Profiles and executors
Jobs can specify which execution profile they expect:
- secure – stricter isolation, intended for well-characterised Linux runtimes and rootless containers;
- permissive – relaxes some checks while still logging decisions;
- disabled – minimal checks, mainly for development.
The planner checks whether the requested profile can actually be honoured on the current host and runtime. If not, planning fails with a capability-mismatch error; flwd does not silently downgrade to weaker guarantees.
Executors implement profiles by:
- selecting process vs container execution,
- setting flags for rootless containers (no-new-privileges, dropped caps, read-only rootfs, restricted networking),
- preparing working directories and secrets mounts.
Universal Language Contract
The Universal Language Contract (ULC) defines how job code talks to the engine:
- arguments are described as a schema, not parsed manually;
- helpers and environment variables give access to run context;
- exit codes and error reporting follow a predictable pattern.
Initial implementations are provided for Bash and PowerShell, with strict shell modes and an adversarial input deck used in continuous testing.
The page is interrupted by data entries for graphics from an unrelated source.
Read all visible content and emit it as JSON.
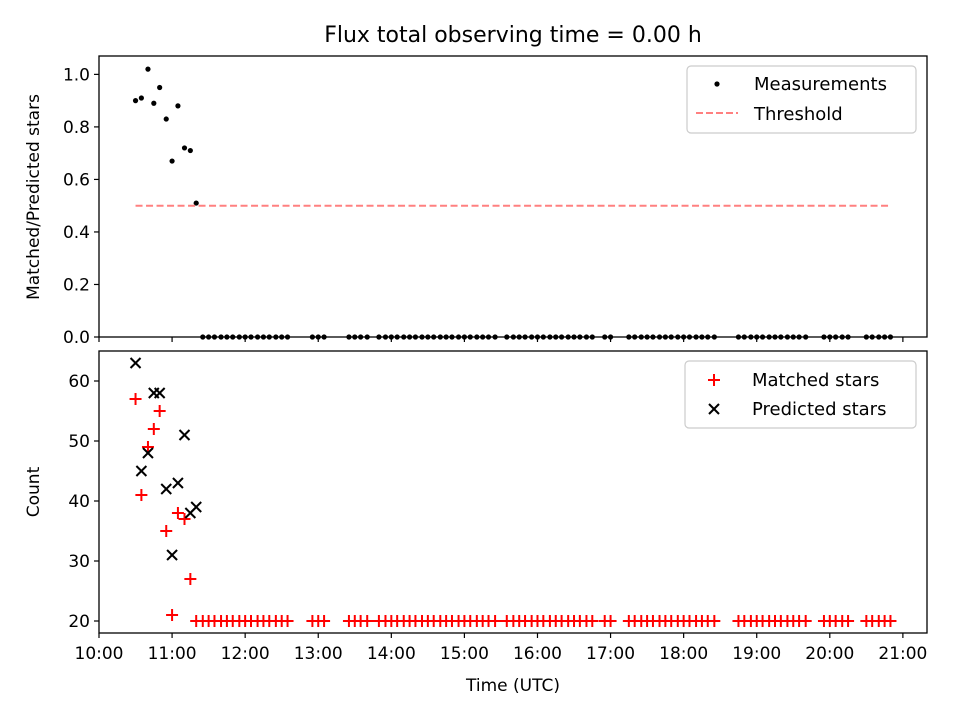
{
  "chart_data": [
    {
      "type": "scatter",
      "title": "Flux total observing time = 0.00 h",
      "xlabel": "",
      "ylabel": "Matched/Predicted stars",
      "xlim": [
        10.0,
        21.33
      ],
      "ylim": [
        0.0,
        1.07
      ],
      "yticks": [
        0.0,
        0.2,
        0.4,
        0.6,
        0.8,
        1.0
      ],
      "ytick_labels": [
        "0.0",
        "0.2",
        "0.4",
        "0.6",
        "0.8",
        "1.0"
      ],
      "legend": {
        "position": "top-right",
        "entries": [
          "Measurements",
          "Threshold"
        ]
      },
      "series": [
        {
          "name": "Measurements",
          "marker": "dot",
          "color": "#000000",
          "x": [
            10.5,
            10.58,
            10.67,
            10.75,
            10.83,
            10.92,
            11.0,
            11.08,
            11.17,
            11.25,
            11.33
          ],
          "y": [
            0.9,
            0.91,
            1.02,
            0.89,
            0.95,
            0.83,
            0.67,
            0.88,
            0.72,
            0.71,
            0.51
          ]
        },
        {
          "name": "Measurements (zero)",
          "marker": "dot",
          "color": "#000000",
          "x": [
            11.42,
            11.5,
            11.58,
            11.67,
            11.75,
            11.83,
            11.92,
            12.0,
            12.08,
            12.17,
            12.25,
            12.33,
            12.42,
            12.5,
            12.58,
            12.92,
            13.0,
            13.08,
            13.42,
            13.5,
            13.58,
            13.67,
            13.83,
            13.92,
            14.0,
            14.08,
            14.17,
            14.25,
            14.33,
            14.42,
            14.5,
            14.58,
            14.67,
            14.75,
            14.83,
            14.92,
            15.0,
            15.08,
            15.17,
            15.25,
            15.33,
            15.42,
            15.58,
            15.67,
            15.75,
            15.83,
            15.92,
            16.0,
            16.08,
            16.17,
            16.25,
            16.33,
            16.42,
            16.5,
            16.58,
            16.67,
            16.75,
            16.92,
            17.0,
            17.25,
            17.33,
            17.42,
            17.5,
            17.58,
            17.67,
            17.75,
            17.83,
            17.92,
            18.0,
            18.08,
            18.17,
            18.25,
            18.33,
            18.42,
            18.75,
            18.83,
            18.92,
            19.0,
            19.08,
            19.17,
            19.25,
            19.33,
            19.42,
            19.5,
            19.58,
            19.67,
            19.92,
            20.0,
            20.08,
            20.17,
            20.25,
            20.5,
            20.58,
            20.67,
            20.75,
            20.83
          ],
          "y_value": 0.0
        },
        {
          "name": "Threshold",
          "line_style": "dashed",
          "color": "#ff8080",
          "x": [
            10.5,
            20.83
          ],
          "y": [
            0.5,
            0.5
          ]
        }
      ]
    },
    {
      "type": "scatter",
      "title": "",
      "xlabel": "Time (UTC)",
      "ylabel": "Count",
      "xlim": [
        10.0,
        21.33
      ],
      "ylim": [
        18.0,
        65.0
      ],
      "xticks": [
        10,
        11,
        12,
        13,
        14,
        15,
        16,
        17,
        18,
        19,
        20,
        21
      ],
      "xtick_labels": [
        "10:00",
        "11:00",
        "12:00",
        "13:00",
        "14:00",
        "15:00",
        "16:00",
        "17:00",
        "18:00",
        "19:00",
        "20:00",
        "21:00"
      ],
      "yticks": [
        20,
        30,
        40,
        50,
        60
      ],
      "ytick_labels": [
        "20",
        "30",
        "40",
        "50",
        "60"
      ],
      "legend": {
        "position": "top-right",
        "entries": [
          "Matched stars",
          "Predicted stars"
        ]
      },
      "series": [
        {
          "name": "Matched stars",
          "marker": "plus",
          "color": "#ff0000",
          "x": [
            10.5,
            10.58,
            10.67,
            10.75,
            10.83,
            10.92,
            11.0,
            11.08,
            11.17,
            11.25
          ],
          "y": [
            57,
            41,
            49,
            52,
            55,
            35,
            21,
            38,
            37,
            27
          ]
        },
        {
          "name": "Matched stars (floor)",
          "marker": "plus",
          "color": "#ff0000",
          "x": [
            11.33,
            11.42,
            11.5,
            11.58,
            11.67,
            11.75,
            11.83,
            11.92,
            12.0,
            12.08,
            12.17,
            12.25,
            12.33,
            12.42,
            12.5,
            12.58,
            12.92,
            13.0,
            13.08,
            13.42,
            13.5,
            13.58,
            13.67,
            13.83,
            13.92,
            14.0,
            14.08,
            14.17,
            14.25,
            14.33,
            14.42,
            14.5,
            14.58,
            14.67,
            14.75,
            14.83,
            14.92,
            15.0,
            15.08,
            15.17,
            15.25,
            15.33,
            15.42,
            15.58,
            15.67,
            15.75,
            15.83,
            15.92,
            16.0,
            16.08,
            16.17,
            16.25,
            16.33,
            16.42,
            16.5,
            16.58,
            16.67,
            16.75,
            16.92,
            17.0,
            17.25,
            17.33,
            17.42,
            17.5,
            17.58,
            17.67,
            17.75,
            17.83,
            17.92,
            18.0,
            18.08,
            18.17,
            18.25,
            18.33,
            18.42,
            18.75,
            18.83,
            18.92,
            19.0,
            19.08,
            19.17,
            19.25,
            19.33,
            19.42,
            19.5,
            19.58,
            19.67,
            19.92,
            20.0,
            20.08,
            20.17,
            20.25,
            20.5,
            20.58,
            20.67,
            20.75,
            20.83
          ],
          "y_value": 20
        },
        {
          "name": "Predicted stars",
          "marker": "x",
          "color": "#000000",
          "x": [
            10.5,
            10.58,
            10.67,
            10.75,
            10.83,
            10.92,
            11.0,
            11.08,
            11.17,
            11.25,
            11.33
          ],
          "y": [
            63,
            45,
            48,
            58,
            58,
            42,
            31,
            43,
            51,
            38,
            39
          ]
        }
      ]
    }
  ]
}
Other languages can implement the same contract over time.
Extensions and integrations
On top of the core engine, flwd exposes several extension points:
- metrics endpoint compatible with Prometheus/OpenMetrics;
- NDJSON export streams for runs, jobs, sources and events;
- a DB shim for small key/value or document-style state;
- triggers for timers and simple event-driven jobs;
- a remote client mode for talking to servers;
- an optional Model Context Protocol integration for tools that want to expose jobs to agents and copilots.
These extensions all build on the same core contracts and can be enabled or disabled per deployment.
Summary
The architecture is deliberately small: a single binary per platform that combines discovery, planning, scheduling, execution and observability. Jobs, not hosts, are the main unit of automation, and the same engine can be used on a laptop, in a CI runner, on a small server or on an edge/OT gateway.